Essa versão "light" tenta provar que o PT não teria embarcado em um trem de privilégios nem votado com os ruralistas apenas porque eles estavam contra o governo.
A exclusão dos grandes devedores na sua versão da anistia não elide o fato de o PT ter participado de uma articulação para extrair benefícios do Tesouro. Mesmo que seu apoio se restrinja a uma categoria menos favorecida, a atitude não é menos criticável.
Poucos duvidam da necessidade de conceder algum alívio nas dívidas de pequenos e médios produtores adimplentes. Mas muitos se esquecem, inclusive o PT, que mesmo assim a idéia da anistia é defeituosa.
Há milhares de agricultores que não se beneficiariam de nenhuma das versões da anistia. São os que se endividaram com fornecedores de insumos, indústrias de beneficiamento e até com agiotas.
Na verdade, no afã de cortejar segmentos antes mobilizados pela direita, o PT entrou nessa história de perdão de dívidas com a velha visão de que agricultura se subsidia essencialmente com crédito rural do governo ou com anistias.
Qualquer um sabe que a agricultura é subsidiada em todo o mundo. Há inúmeras e justificáveis razões para isso. Nos EUA, calcula-se que metade da renda agrícola é explicada por distintas formas de subsídio governamental.

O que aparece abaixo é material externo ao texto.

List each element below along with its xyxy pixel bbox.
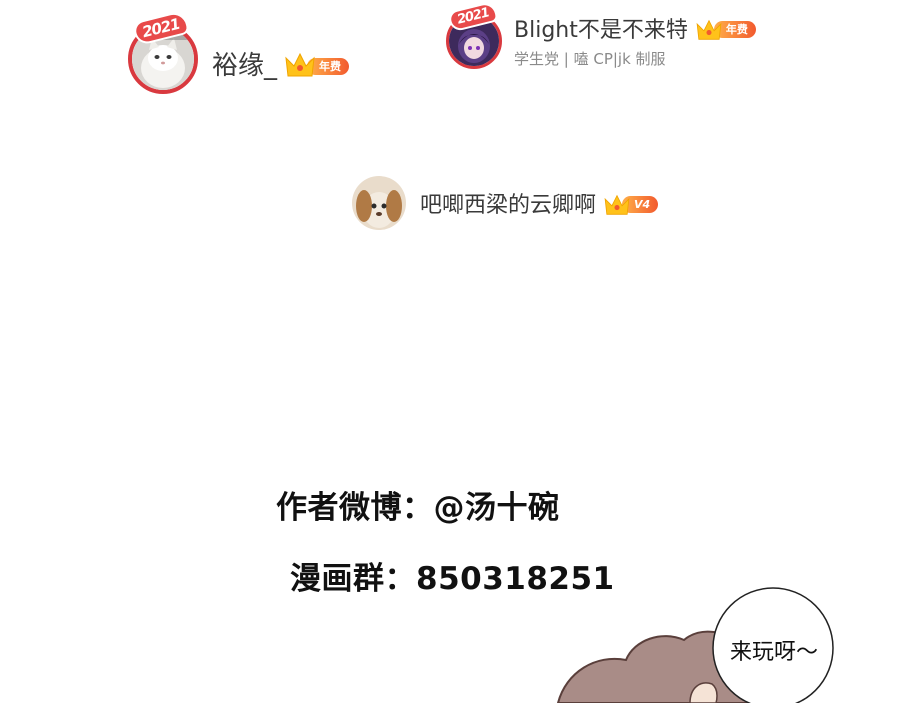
- crown-icon: [604, 194, 630, 215]
- avatar[interactable]: 2021: [128, 12, 198, 94]
- comic-group-credit: 漫画群：850318251: [290, 561, 615, 597]
- vip-badge: 年费: [285, 48, 350, 78]
- vip-badge: V4: [604, 190, 659, 216]
- name-row: Blight不是不来特 年费: [514, 12, 756, 44]
- avatar[interactable]: 2021: [446, 2, 502, 69]
- user-info: 裕缘_ 年费: [212, 45, 350, 82]
- name-row: 吧唧西梁的云卿啊 V4: [420, 187, 659, 219]
- vip-badge: 年费: [696, 15, 756, 41]
- crown-icon: [285, 52, 315, 77]
- speech-bubble-text: 来玩呀～: [729, 640, 818, 665]
- user-info: Blight不是不来特 年费 学生党 | 嗑 CP|jk 制服: [514, 12, 756, 69]
- dog-avatar-icon: [352, 176, 406, 230]
- user-bio: 学生党 | 嗑 CP|jk 制服: [514, 50, 666, 68]
- avatar[interactable]: [352, 176, 406, 230]
- username[interactable]: 吧唧西梁的云卿啊: [420, 187, 596, 219]
- name-row: 裕缘_ 年费: [212, 45, 350, 82]
- crown-icon: [696, 19, 722, 40]
- user-card: 2021 Blight不是不来特 年费 学生党 | 嗑 CP|jk 制服: [446, 2, 756, 69]
- user-info: 吧唧西梁的云卿啊 V4: [420, 187, 659, 219]
- username[interactable]: 裕缘_: [212, 45, 277, 82]
- user-card: 2021 裕缘_ 年费: [128, 12, 350, 94]
- user-card: 吧唧西梁的云卿啊 V4: [352, 176, 659, 230]
- username[interactable]: Blight不是不来特: [514, 12, 688, 44]
- author-weibo-credit: 作者微博：@汤十碗: [276, 490, 560, 526]
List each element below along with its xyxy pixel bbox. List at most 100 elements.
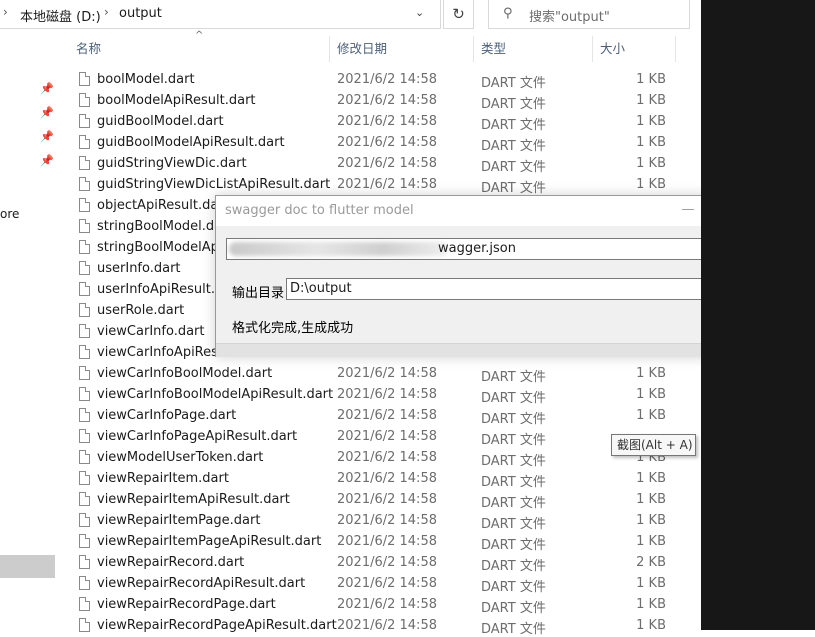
file-icon (79, 135, 90, 149)
chevron-down-icon[interactable]: ⌄ (415, 6, 424, 19)
address-bar[interactable]: › 本地磁盘 (D:) › output ⌄ (0, 0, 441, 29)
file-row[interactable]: boolModel.dart 2021/6/2 14:58 DART 文件 1 KB (60, 70, 700, 91)
file-type: DART 文件 (481, 433, 546, 448)
file-icon (79, 345, 90, 359)
pin-icon[interactable]: 📌 (40, 154, 54, 167)
file-icon (79, 72, 90, 86)
search-icon: ⚲ (503, 6, 513, 21)
file-size: 2 KB (636, 555, 666, 570)
file-icon (79, 156, 90, 170)
nav-item-partial[interactable]: ore (0, 207, 19, 221)
file-row[interactable]: boolModelApiResult.dart 2021/6/2 14:58 DAR… (60, 91, 700, 112)
file-icon (79, 408, 90, 422)
breadcrumb-separator-icon: › (104, 5, 109, 19)
file-size: 1 KB (636, 135, 666, 150)
file-row[interactable]: viewRepairItem.dart 2021/6/2 14:58 DART 文件… (60, 469, 700, 490)
search-input[interactable]: ⚲ 搜索"output" (488, 0, 690, 29)
file-size: 1 KB (636, 387, 666, 402)
file-name: boolModelApiResult.dart (97, 93, 256, 108)
output-dir-label: 输出目录 (232, 286, 285, 301)
file-date: 2021/6/2 14:58 (337, 555, 437, 570)
column-divider[interactable] (473, 36, 474, 62)
file-icon (79, 93, 90, 107)
file-row[interactable]: viewCarInfoPage.dart 2021/6/2 14:58 DART 文… (60, 406, 700, 427)
file-size: 1 KB (636, 93, 666, 108)
refresh-icon[interactable]: ↻ (443, 0, 474, 29)
column-divider[interactable] (329, 36, 330, 62)
file-row[interactable]: viewCarInfoBoolModel.dart 2021/6/2 14:58 D… (60, 364, 700, 385)
file-date: 2021/6/2 14:58 (337, 450, 437, 465)
file-row[interactable]: viewCarInfoBoolModelApiResult.dart 2021/6… (60, 385, 700, 406)
column-header-type[interactable]: 类型 (481, 36, 506, 62)
file-row[interactable]: viewCarInfoPageApiResult.dart 2021/6/2 14… (60, 427, 700, 448)
file-icon (79, 513, 90, 527)
file-row[interactable]: viewRepairItemApiResult.dart 2021/6/2 14:… (60, 490, 700, 511)
file-icon (79, 492, 90, 506)
file-row[interactable]: viewModelUserToken.dart 2021/6/2 14:58 DAR… (60, 448, 700, 469)
file-name: viewCarInfoPage.dart (97, 408, 237, 423)
file-type: DART 文件 (481, 76, 546, 91)
column-divider[interactable] (675, 36, 676, 62)
file-row[interactable]: viewRepairRecordApiResult.dart 2021/6/2 1… (60, 574, 700, 595)
pin-icon[interactable]: 📌 (40, 106, 54, 119)
file-row[interactable]: guidBoolModel.dart 2021/6/2 14:58 DART 文件 1… (60, 112, 700, 133)
swagger-url-field[interactable]: wagger.json (226, 238, 714, 260)
file-type: DART 文件 (481, 118, 546, 133)
file-name: viewRepairRecord.dart (97, 555, 245, 570)
file-name: stringBoolModel.dart (97, 219, 233, 234)
column-header-size[interactable]: 大小 (600, 36, 625, 62)
file-size: 1 KB (636, 618, 666, 633)
file-name: viewCarInfoBoolModel.dart (97, 366, 273, 381)
file-name: viewRepairItemPageApiResult.dart (97, 534, 322, 549)
column-header-name[interactable]: 名称 (76, 36, 101, 62)
blurred-url-text (229, 242, 449, 256)
pin-icon[interactable]: 📌 (40, 130, 54, 143)
file-name: guidBoolModelApiResult.dart (97, 135, 285, 150)
file-icon (79, 534, 90, 548)
address-row: › 本地磁盘 (D:) › output ⌄ ↻ ⚲ 搜索"output" (0, 0, 701, 30)
breadcrumb-separator-icon: › (3, 5, 8, 19)
file-type: DART 文件 (481, 622, 546, 637)
file-date: 2021/6/2 14:58 (337, 618, 437, 633)
file-size: 1 KB (636, 408, 666, 423)
file-icon (79, 324, 90, 338)
breadcrumb-folder[interactable]: output (119, 6, 162, 21)
file-size: 1 KB (636, 597, 666, 612)
file-row[interactable]: viewRepairRecordPageApiResult.dart 2021/6… (60, 616, 700, 637)
file-row[interactable]: viewRepairItemPage.dart 2021/6/2 14:58 DAR… (60, 511, 700, 532)
column-divider[interactable] (592, 36, 593, 62)
output-dir-field[interactable]: D:\output (286, 278, 714, 300)
file-row[interactable]: viewRepairRecordPage.dart 2021/6/2 14:58 D… (60, 595, 700, 616)
file-row[interactable]: guidBoolModelApiResult.dart 2021/6/2 14:5… (60, 133, 700, 154)
file-row[interactable]: guidStringViewDicListApiResult.dart 2021/… (60, 175, 700, 196)
column-header-date[interactable]: 修改日期 (337, 36, 387, 62)
file-date: 2021/6/2 14:58 (337, 114, 437, 129)
file-name: guidStringViewDicListApiResult.dart (97, 177, 331, 192)
breadcrumb-drive[interactable]: 本地磁盘 (D:) (20, 6, 101, 25)
file-size: 1 KB (636, 114, 666, 129)
file-name: objectApiResult.dart (97, 198, 229, 213)
nav-item-selected[interactable] (0, 555, 55, 578)
file-row[interactable]: viewRepairRecord.dart 2021/6/2 14:58 DART … (60, 553, 700, 574)
file-icon (79, 219, 90, 233)
file-date: 2021/6/2 14:58 (337, 156, 437, 171)
file-row[interactable]: guidStringViewDic.dart 2021/6/2 14:58 DART… (60, 154, 700, 175)
file-date: 2021/6/2 14:58 (337, 366, 437, 381)
file-type: DART 文件 (481, 391, 546, 406)
search-placeholder: 搜索"output" (529, 10, 610, 25)
file-type: DART 文件 (481, 181, 546, 196)
file-icon (79, 576, 90, 590)
file-row[interactable]: viewRepairItemPageApiResult.dart 2021/6/2… (60, 532, 700, 553)
file-date: 2021/6/2 14:58 (337, 387, 437, 402)
file-date: 2021/6/2 14:58 (337, 471, 437, 486)
file-type: DART 文件 (481, 538, 546, 553)
file-type: DART 文件 (481, 475, 546, 490)
pin-icon[interactable]: 📌 (40, 82, 54, 95)
file-type: DART 文件 (481, 139, 546, 154)
file-name: userInfo.dart (97, 261, 181, 276)
file-type: DART 文件 (481, 580, 546, 595)
file-date: 2021/6/2 14:58 (337, 513, 437, 528)
file-type: DART 文件 (481, 601, 546, 616)
file-icon (79, 282, 90, 296)
file-icon (79, 387, 90, 401)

Na União Européia (UE), cerca de 50% do orçamento comunitário (já foi 65%) se destina a programas de apoio aos agricultores, basicamente para sustentar níveis relativamente elevados de preços. É frequente a compra da produção e a formação de grandes estoques, conhecidos como "montanhas" de queijo, manteiga, carne etc.
Sucede que a Política Agrícola Comum da UE beneficia todos os produtores, e não apenas os que têm acesso ao crédito rural. Seu papel é eliminar incertezas na comercialização, evitar os efeitos das oscilações de preços sobre a renda dos agricultores e criar barreiras à competição externa (o Brasil é um dos prejudicados por tais ações).
Em viagens de estudo e em contatos com autoridades, agricultores, especialistas e instituições financeiras, conheci de perto outras políticas agrícolas, particularmente as dos EUA, Canadá, Austrália, França, Inglaterra e Japão. Em nenhum desses casos o subsídio creditício foi erigido como centro das políticas agrícolas, como aconteceu no Brasil.
O crédito rural a taxas de juro inferiores às de mercado pode ser encontrado em casos limitados, como os da "Farm Credit Agency" (EUA) e do "Credit Agricole" (França).
As políticas agrícolas modernas objetivam aumentar a produtividade, estabilizar a renda do produtor rural e reduzir os riscos a que está sujeita a atividade. O crédito subsidiado jamais será o instrumento adequado para gerar todos esses resultados.
A agricultura não precisa de defensores de perdões nem do retorno ao antigo crédito subsidiado, até porque isso não é justificável. Precisa, sim, de uma política agrícola sensata e viável, associada a um novo sistema de crédito rural, para incentivar de forma sustentada o setor, aumentar sua produtividade, reduzir incertezas e juros e promover os pequenos.
Felizmente, estão nascendo as condições para construir mecanismos duradouros e confiáveis de financiamento à agricultura, o que comentarei em próximo artigo.


Mailson da Nóbrega, 57, ex-ministro da Fazenda (governo José Sarney), sócio da Tendências Consultoria Integrada, escreve às sextas-feiras nesta coluna.